Pelicans sweep Trail Blazers

By AFP
April 23, 2018

MIAMI: Anthony Davis and Jrue Holiday combined to post one of the greatest duo performances in NBA history as the New Orleans Pelicans beat Portland 131-123 to sweep the Trail Blazers from the National Basketball Association (NBA) playoffs.

Davis delivered a franchise playoff-record 47 points and Holiday tallied 41 to equal the NBA record (88) for most points by a pair of teammates in a single playoff game as the host Pelicans eliminated Portland in four straight games.

The 88 points allows them to join John Havlicek and Jo Jo White in the 1973 postseason and it beat Michael Jordan and Scottie Pippen’s best total together by one point.The pair scored 28 of the Pelicans’ final 29 points in Saturday’s contest. Holiday nailed an 18-foot pull-up jumper that gave the Pelicans a six-point lead with 40 seconds remaining.

Rondo added 16 assists and Davis also had 11 rebounds and three blocks for New Orleans.The Pelicans series sweep of the Trail Blazers moves them into the second round for only the second time since the NBA returned to the city 16 years ago. C.J. McCollum led Portland with 38 points.
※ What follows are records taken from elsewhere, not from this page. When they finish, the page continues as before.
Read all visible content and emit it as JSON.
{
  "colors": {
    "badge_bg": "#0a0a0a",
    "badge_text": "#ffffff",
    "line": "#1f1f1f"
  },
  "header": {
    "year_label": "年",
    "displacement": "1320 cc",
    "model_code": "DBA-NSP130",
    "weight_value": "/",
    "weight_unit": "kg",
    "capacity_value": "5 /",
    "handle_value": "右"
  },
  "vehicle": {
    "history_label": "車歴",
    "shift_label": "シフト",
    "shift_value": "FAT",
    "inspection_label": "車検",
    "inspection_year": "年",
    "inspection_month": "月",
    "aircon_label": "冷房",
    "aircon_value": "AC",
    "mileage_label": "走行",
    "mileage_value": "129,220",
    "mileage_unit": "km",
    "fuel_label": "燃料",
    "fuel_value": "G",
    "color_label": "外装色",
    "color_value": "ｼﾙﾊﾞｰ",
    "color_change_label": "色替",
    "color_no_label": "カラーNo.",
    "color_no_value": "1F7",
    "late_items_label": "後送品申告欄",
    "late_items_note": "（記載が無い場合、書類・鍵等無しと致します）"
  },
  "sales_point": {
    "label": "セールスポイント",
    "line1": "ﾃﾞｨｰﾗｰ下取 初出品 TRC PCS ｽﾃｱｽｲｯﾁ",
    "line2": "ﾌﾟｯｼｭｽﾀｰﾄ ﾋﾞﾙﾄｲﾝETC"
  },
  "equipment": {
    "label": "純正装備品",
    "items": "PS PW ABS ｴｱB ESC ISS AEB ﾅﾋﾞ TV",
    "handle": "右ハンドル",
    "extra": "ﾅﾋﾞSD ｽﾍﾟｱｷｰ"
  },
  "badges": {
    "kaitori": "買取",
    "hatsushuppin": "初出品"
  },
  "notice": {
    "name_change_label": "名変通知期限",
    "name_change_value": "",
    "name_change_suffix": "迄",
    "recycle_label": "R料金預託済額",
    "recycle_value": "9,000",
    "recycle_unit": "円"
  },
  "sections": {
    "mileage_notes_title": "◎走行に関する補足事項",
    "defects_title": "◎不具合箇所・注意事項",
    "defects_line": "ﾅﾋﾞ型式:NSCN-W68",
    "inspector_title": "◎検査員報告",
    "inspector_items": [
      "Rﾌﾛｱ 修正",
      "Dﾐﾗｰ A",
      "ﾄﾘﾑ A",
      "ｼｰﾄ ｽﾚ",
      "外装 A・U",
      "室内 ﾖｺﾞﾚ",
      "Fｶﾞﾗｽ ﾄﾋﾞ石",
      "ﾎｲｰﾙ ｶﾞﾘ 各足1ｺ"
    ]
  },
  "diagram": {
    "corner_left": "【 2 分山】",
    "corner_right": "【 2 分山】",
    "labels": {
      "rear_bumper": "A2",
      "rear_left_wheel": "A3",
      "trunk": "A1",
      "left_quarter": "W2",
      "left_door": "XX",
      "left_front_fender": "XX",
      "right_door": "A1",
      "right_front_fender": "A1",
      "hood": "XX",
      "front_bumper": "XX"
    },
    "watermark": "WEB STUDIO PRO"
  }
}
Al-Farouq Aminu scored 27, Damian Lillard added 18 points and Jusuf Nurkic had 18 points and 11 rebounds. Elsewhere, Australian Ben Simmons became the first rookie since 1980 with a triple double in a playoff game, helping spark the Philadelphia 76ers over the Miami Heat 106-102.

Simmons scored 17 points, grabbed 13 rebounds and passed off 10 assists while J.J. Redick had 24 points to lead seven double-digit scorers for the Sixers, who seized a 3-1 edge over the Heat in their best-of-seven opening round series.

Simmons became the first rookie since Magic Johnson to manage a triple double in a playoff game and at 21 is the third-youngest to accomplish the feat after Johnson and Cleveland’s LeBron James.

He’s also the first 76er with a playoff triple double since Charles Barkley in 1991.And it came in a game where he was involved in a second-period scuffle. After Philadelphia’s Robert Covington inflicted a hard foul upon Miami’s Goran Dragic, the Heat’s James Johnson took issue and shoved Covington, which prompted Simmons to confront Johnson as coaches and players entered to contain the melee.